Column derivations

When the connector uses a SELECT statement to read rows from the data source, the connector must map the column names that are returned by the SELECT statement to the columns that are defined on the output link.

The connector uses the following process to map columns:
  1. The connector looks for the output link column that has the Derivation property set to a value that matches the column name that is returned by the SELECT statement.
  2. If the connector fails to locate such a column on the link, it looks for the output link column that has the Name property set to a value that matches the column name that is returned by the SELECT statement.
  3. If the connector again fails to locate such a column, it adds the column to the output link if runtime column propagation is enabled for the link.
  4. Otherwise, it ignores the values in the column that is returned by the SELECT statement when it reads rows from the data source.

When the connector maps columns, it compares the column name that is returned by the SELECT statement and the value of the Derivation property for the output link columns. If the Derivation value is surrounded by quotation marks, the quotation marks are removed before performing the comparison. Since the column names in Hive are not case-sensitive, the comparison is carried out in case insensitive mode.

When the connector is configured to automatically generate the SELECT statement at run time, it assembles the statement based on the specified Table name property and the column definitions on the output link. If runtime column propagation is enabled for the output link, the connector includes all the table columns in the statement by generating the following statement: SELECT * FROM table_name

If the runtime columns propagation is not enabled for the output link, the connector includes in the statement only the columns on the output link. For each column on the output link, it includes the value that is set for the Derivation property of the column. If no value is set for the Derivation property, the connector includes the value that is set for the Name property in the statement.

When the connector includes Derivation values in the SELECT statement that is generated, the connector always includes them in the exact same form in which they are specified for the link columns. This includes any quotation marks specified in the Derivation values. On the other hand, when it includes the column Name values in the generated SELECT statement text, if Enable quoted identifiers property is set to Yes, the connector encloses the values in quotation marks in the statement text. If Enable quoted identifiers property is set to No, the connector includes the values in the same form that they are specified for the link columns.

Note:

Hive supports back tick as the quotation mark for the column names. It needs to be enabled by setting the server side property.

Example

Assume that the table T1 has the following columns:

C1 A

C1 B

C2

To read rows from this table, you can define the columns on the output link with the Name property set to C1A, C1B, and C2 and Derivation property set to empty strings. You can then configure the connector to run the following SELECT statement (assume that the data source supports column aliases):

SELECT `C1 A` AS C1A, `C1 B` AS C1B, C2 FROM T1
In this case, the columns that are returned by the statement are C1 A, C1 B and C2. The connector does not find any columns on the output link that have the Derivation property set one of these values. However, because it finds columns that have the Name property set to each of these values, it maps the statement columns to those output link columns successfully.

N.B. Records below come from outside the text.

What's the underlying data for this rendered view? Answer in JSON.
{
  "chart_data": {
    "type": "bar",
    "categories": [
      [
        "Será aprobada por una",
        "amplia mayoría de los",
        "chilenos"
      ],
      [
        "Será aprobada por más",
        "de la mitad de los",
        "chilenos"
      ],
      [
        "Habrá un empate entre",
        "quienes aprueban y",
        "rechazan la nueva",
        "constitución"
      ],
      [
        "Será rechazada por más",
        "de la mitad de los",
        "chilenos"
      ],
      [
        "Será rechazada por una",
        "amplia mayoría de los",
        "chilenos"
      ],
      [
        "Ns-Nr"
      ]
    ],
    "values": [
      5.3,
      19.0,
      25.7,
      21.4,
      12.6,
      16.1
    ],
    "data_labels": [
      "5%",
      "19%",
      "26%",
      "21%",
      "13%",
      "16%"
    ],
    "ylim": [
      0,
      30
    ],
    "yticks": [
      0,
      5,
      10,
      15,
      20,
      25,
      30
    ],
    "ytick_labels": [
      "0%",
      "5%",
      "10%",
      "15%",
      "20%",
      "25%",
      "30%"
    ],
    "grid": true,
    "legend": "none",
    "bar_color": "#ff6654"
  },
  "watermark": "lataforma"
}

Alternatively, you can utilize the Derivation property values of the output link columns. You can define the C1A, C1B, and C2 columns on the output link, set the Derivation property of the C1A columns to C1 A, set the Derivation property of the C1B columns to C1 B, and leave the Derivation property of the C2 column empty. You can then configure the stage to automatically generate the SELECT statement.

The connector uses the Derivation property of the C1A and C1B columns and generates the following SELECT statement:

SELECT "C1 A", "C1 B", C2 FROM T1
In this case, the columns that are returned by the statement are C1 A, C1 B and C2. The connector maps the statement column C1 A to the output link column C1A because the output link column has the Derivation property set to C1 A, which corresponds to the C1 A statement column name. Likewise, the connector maps the statement column C1 B to the output link column C1B because this output link column has the Derivation property set to C1 B which again corresponds to the C1 B statement column name. Finally, the connector maps the statement column C2 to the output link column C2.